Routine investigations must include fasting plasma glucose, serum total cholesterol and lipid profile, U&Es, FBC, urinalysis (dipstick), ECG and serum uric acid.

 

Other tests may include echocardiogram, carotid ultrasound, microalbuminuria (essential test in diabetics), quantitative proteinuria (if dipstick test positive) and fundoscopy in severe hypertension.
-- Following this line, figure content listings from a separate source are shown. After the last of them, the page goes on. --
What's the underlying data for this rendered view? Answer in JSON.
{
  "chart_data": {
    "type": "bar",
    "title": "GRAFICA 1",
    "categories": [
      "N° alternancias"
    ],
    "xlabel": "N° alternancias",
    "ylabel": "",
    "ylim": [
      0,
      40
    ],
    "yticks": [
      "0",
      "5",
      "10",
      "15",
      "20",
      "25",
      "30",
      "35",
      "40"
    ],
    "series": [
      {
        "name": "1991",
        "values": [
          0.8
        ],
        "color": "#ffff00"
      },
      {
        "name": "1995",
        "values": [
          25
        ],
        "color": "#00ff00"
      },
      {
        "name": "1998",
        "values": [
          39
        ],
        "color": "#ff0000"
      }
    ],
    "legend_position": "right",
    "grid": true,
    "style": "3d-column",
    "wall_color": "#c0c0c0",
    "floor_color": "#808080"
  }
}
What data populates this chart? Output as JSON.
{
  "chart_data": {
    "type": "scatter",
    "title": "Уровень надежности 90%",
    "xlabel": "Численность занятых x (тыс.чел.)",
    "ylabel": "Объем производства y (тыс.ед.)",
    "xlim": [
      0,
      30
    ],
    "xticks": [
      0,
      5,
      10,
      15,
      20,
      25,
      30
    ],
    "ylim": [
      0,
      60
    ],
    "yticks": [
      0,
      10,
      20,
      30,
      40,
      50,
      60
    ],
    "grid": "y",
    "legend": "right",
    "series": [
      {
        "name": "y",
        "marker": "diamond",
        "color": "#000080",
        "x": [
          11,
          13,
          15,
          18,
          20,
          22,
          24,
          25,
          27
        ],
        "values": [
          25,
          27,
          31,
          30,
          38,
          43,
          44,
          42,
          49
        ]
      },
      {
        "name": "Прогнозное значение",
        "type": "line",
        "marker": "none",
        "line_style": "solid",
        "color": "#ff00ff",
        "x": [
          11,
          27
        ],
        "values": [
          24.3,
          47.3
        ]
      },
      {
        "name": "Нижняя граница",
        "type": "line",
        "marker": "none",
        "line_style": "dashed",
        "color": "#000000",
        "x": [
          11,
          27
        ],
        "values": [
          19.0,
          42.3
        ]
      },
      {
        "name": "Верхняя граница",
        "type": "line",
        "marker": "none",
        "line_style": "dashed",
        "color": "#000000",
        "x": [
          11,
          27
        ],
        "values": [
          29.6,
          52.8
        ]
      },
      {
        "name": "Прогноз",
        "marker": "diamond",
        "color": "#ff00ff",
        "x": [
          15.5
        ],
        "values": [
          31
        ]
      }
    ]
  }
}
Specialist tests include further tests for end organ damage (cerebral, cardiac renal) and tests for the causes of secondary hypertension (renin, aldosterone, corticosteroids, catecholamines, arteriography, renal and adrenal ultrasound, MRI brain).


Management

 

Treatment is based on the total level of cardiovascular risk and the level of systolic and diastolic blood pressure (see Tables 2.9 and 2.10)

 

·        All patients should be advised to have lifestyle changes, including weight reduction, alcohol limitation, salt re-striction, reduced total and saturated fat intake and increased fruit and vegetable consumption and increased exercise. Stopping smoking as well as the actions mentioned above will also reduce overall cardio-vascular risk.

 

·        Patients with high or very high risk should begin treatment immediately. Patients with moderate risk should remain under close followup. If after 3 months their systolic blood pressure is above 139 or the diastolic above 89, treatment should be started. The remainder of patients and those with low or average risk should remain under long-term follow-up.

 

·        Combination drug treatment is often required. A treatment algorithm is shown in Fig. 2.15.

 

 

Prognosis

 

Patients with untreated malignant hypertension have a 1-year mortality rate of 90%. In general the risks from hypertension are dependent on:

 

·        The level of blood pressure,

 

·        Presence of retinal changes, presence of renal or cardiac impairment,

 

·        Being male is a greater risk than female,

 

·        Age (young fare worse than old) and

 

·        Coexistence of coronary disease and risk factors.